Reputation: 1784
Im trying to use simple_html_dom with php to parse a webpage with this tag:
<div class=" row result" id="p_a8a968e2788dad48" data-jk="a8a968e2788dad48" itemscope itemtype="http://schema.org/JobPosting" data-tn-component="organicJob">
where data-tn-component="organicJob" is the identifier I want to parse based on, I cant seem to specify the text in a way that simple_html_dom recognizes.
Ive tried a few things along this line:
<?PHP
include 'simple_html_dom.php';
$f="http://www.indeed.com/jobs?q=Electrician&l=maine";
$html->load_file($f);
foreach($html->find('div[data-tn-component="organicJob"]') as $div)
{
echo $div->innertext ;
}
?>
but the parser doesn't find any of the results, even though i know they are there. Probably I'm not making specifying the thing I find correctly.

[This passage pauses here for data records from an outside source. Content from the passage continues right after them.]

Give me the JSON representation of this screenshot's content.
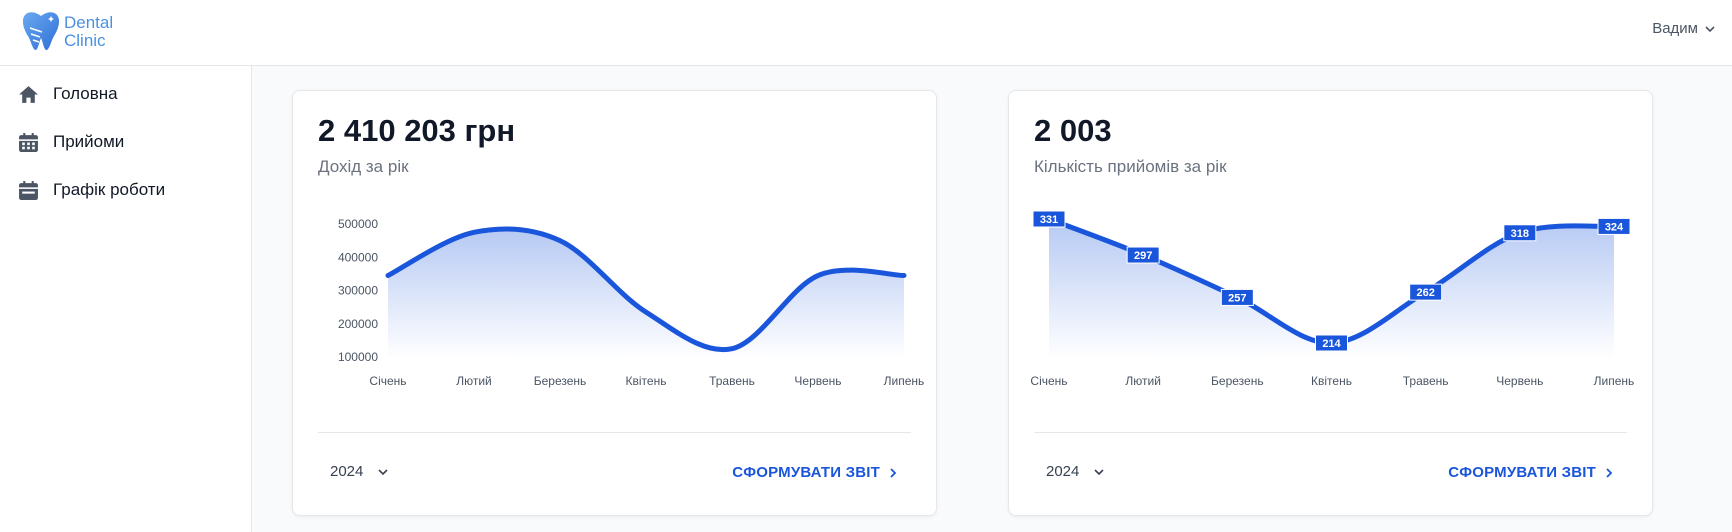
{
  "header": {
    "logo_line1": "Dental",
    "logo_line2": "Clinic",
    "user_name": "Вадим",
    "accent_color": "#4a90e2"
  },
  "sidebar": {
    "items": [
      {
        "label": "Головна",
        "icon": "home-icon"
      },
      {
        "label": "Прийоми",
        "icon": "calendar-grid-icon"
      },
      {
        "label": "Графік роботи",
        "icon": "calendar-icon"
      }
    ]
  },
  "cards": [
    {
      "value": "2 410 203 грн",
      "subtitle": "Дохід за рік",
      "year": "2024",
      "report_label": "СФОРМУВАТИ ЗВІТ",
      "line_color": "#1a56db"
    },
    {
      "value": "2 003",
      "subtitle": "Кількість прийомів за рік",
      "year": "2024",
      "report_label": "СФОРМУВАТИ ЗВІТ",
      "line_color": "#1a56db"
    }
  ],
  "chart_data": [
    {
      "type": "area",
      "categories": [
        "Січень",
        "Лютий",
        "Березень",
        "Квітень",
        "Травень",
        "Червень",
        "Липень"
      ],
      "series": [
        {
          "values": [
            345000,
            475000,
            450000,
            235000,
            125000,
            345000,
            345000
          ]
        }
      ],
      "yticks": [
        "500000",
        "400000",
        "300000",
        "200000",
        "100000"
      ],
      "ylim": [
        100000,
        500000
      ],
      "grid": false,
      "data_labels": false
    },
    {
      "type": "area",
      "categories": [
        "Січень",
        "Лютий",
        "Березень",
        "Квітень",
        "Травень",
        "Червень",
        "Липень"
      ],
      "series": [
        {
          "values": [
            331,
            297,
            257,
            214,
            262,
            318,
            324
          ]
        }
      ],
      "data_labels_text": [
        "331",
        "297",
        "257",
        "214",
        "262",
        "318",
        "324"
      ],
      "ylim": [
        214,
        331
      ],
      "grid": false,
      "data_labels": true,
      "y_axis_visible": false
    }
  ]
}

I'm looking at the API, but I still don't understand how to format the find string. what am I doing wrong?
Upvotes: 1
Views: 183
Reputation: 4202
Your selector is correct but i see other problems in your code
1) you are missing .php
in your include include 'simple_html_dom';
it should be
include '/absolute_path/simple_html_dom.php';
2) to load content through url use file_get_html
function instead $html->load_file($f);
which is wrong as php don't know that $html
is simple_html_dom object
$html = file_get_html('http://www.google.com/');
// then only call
$html->find( ...
3) in your provided link: http://www.indeed.com/jobs?q=Electrician+Helper&l=maine there is no present element with data-tn-component
attribute
so final code should be
include '/absolute_path/simple_html_dom.php';
$html = file_get_html('http://www.indeed.com/jobs?q=Electrician&l=maine');
$html->load_file($f);
foreach($html->find('div[data-tn-component="organicJob"]') as $div)
{
echo $div->innertext ;
}
Upvotes: 1